Watteau in Venice: A Novel
- Author: Philippe Sollers
- Original title: La fête à Venise
- Translator: Alberto Manguel
- Cover artist: Canaletto, Regatta On The Grand Canal – 1730–35
- Language: English
- Genre: Fiction
- Published: New York: C. Scribner's Sons, 1994 (first English edition)
- Media type: Book
- Pages: 240
- ISBN: 9780684194516
- OCLC: 30155464

= Watteau in Venice =

1991 novel by Philippe Sollers

Watteau in Venice (La fête à Venise) is a novel by French author Philippe Sollers published in 1991 by Editions Gallimard, later translated into English by Alberto Manguel, and then published in 1994 by Charles Scribner's Sons.

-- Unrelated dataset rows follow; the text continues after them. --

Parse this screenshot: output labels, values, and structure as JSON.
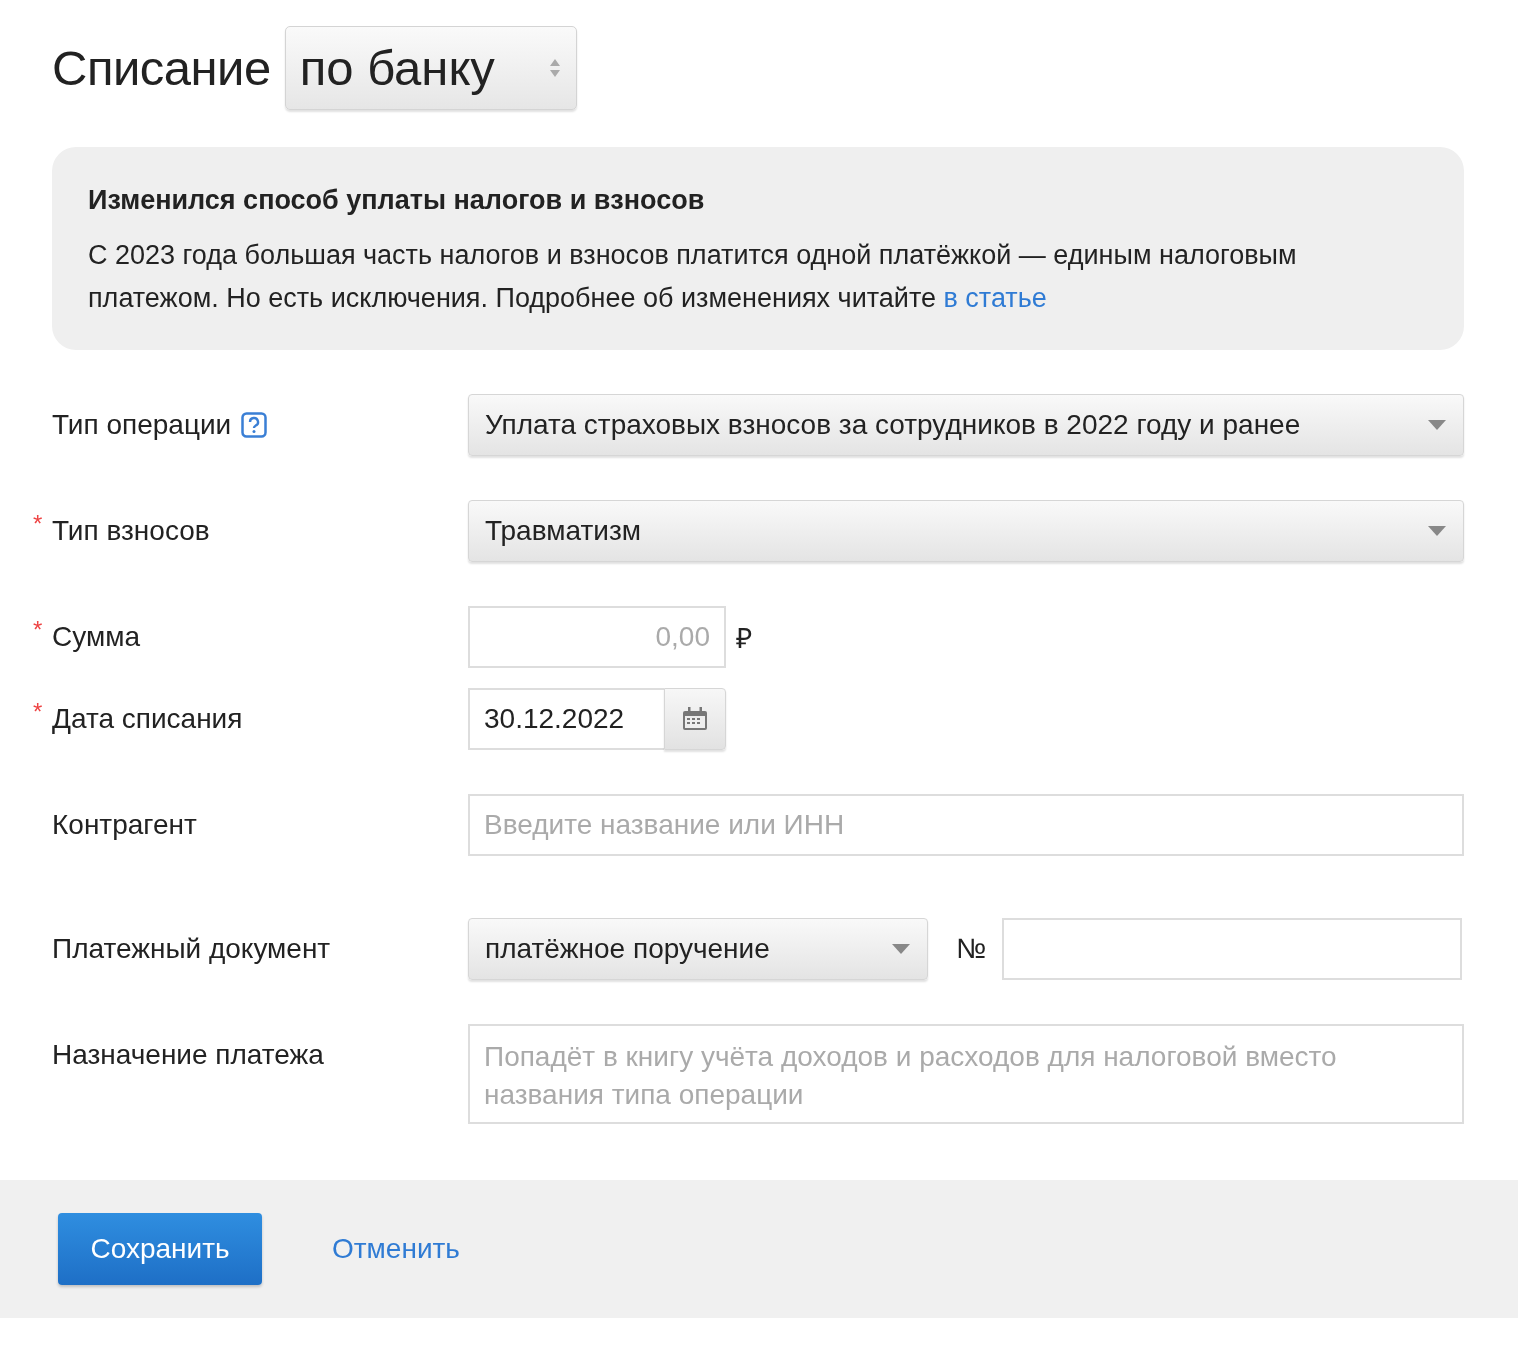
{
  "header": {
    "title": "Списание",
    "mode_select": {
      "value": "по банку"
    }
  },
  "notice": {
    "title": "Изменился способ уплаты налогов и взносов",
    "text": "С 2023 года большая часть налогов и взносов платится одной платёжкой — единым налоговым платежом. Но есть исключения. Подробнее об изменениях читайте",
    "link": "в статье"
  },
  "fields": [
    {
      "kind": "select",
      "label": "Тип операции",
      "help": true,
      "value": "Уплата страховых взносов за сотрудников в 2022 году и ранее"
    },
    {
      "kind": "select",
      "label": "Тип взносов",
      "required_mark": "*",
      "value": "Травматизм"
    },
    {
      "kind": "amount",
      "label": "Сумма",
      "required_mark": "*",
      "placeholder": "0,00",
      "currency": "₽"
    },
    {
      "kind": "date",
      "label": "Дата списания",
      "required_mark": "*",
      "value": "30.12.2022"
    },
    {
      "kind": "text",
      "label": "Контрагент",
      "placeholder": "Введите название или ИНН"
    },
    {
      "kind": "document",
      "label": "Платежный документ",
      "value": "платёжное поручение",
      "number_label": "№"
    },
    {
      "kind": "textarea",
      "label": "Назначение платежа",
      "placeholder": "Попадёт в книгу учёта доходов и расходов для налоговой вместо названия типа операции"
    }
  ],
  "footer": {
    "save": "Сохранить",
    "cancel": "Отменить"
  }
}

The novel is a satirical story of art theft in Venice, including a romance with an American art student and frequent references to art. Ann Irvine of 'Library Journal' describes it as "a clever and sophisticated work that will appeal most to those who know European art and music." Alexander Theroux of Review of Contemporary Fiction is less complimentary: "...all of it comprising a kind of Art Crit 301 strung to a weak detective story – the novel hasn't a smidge of drama – gave Sollers to believe he had a good idea for a novel. Sadly, he did not."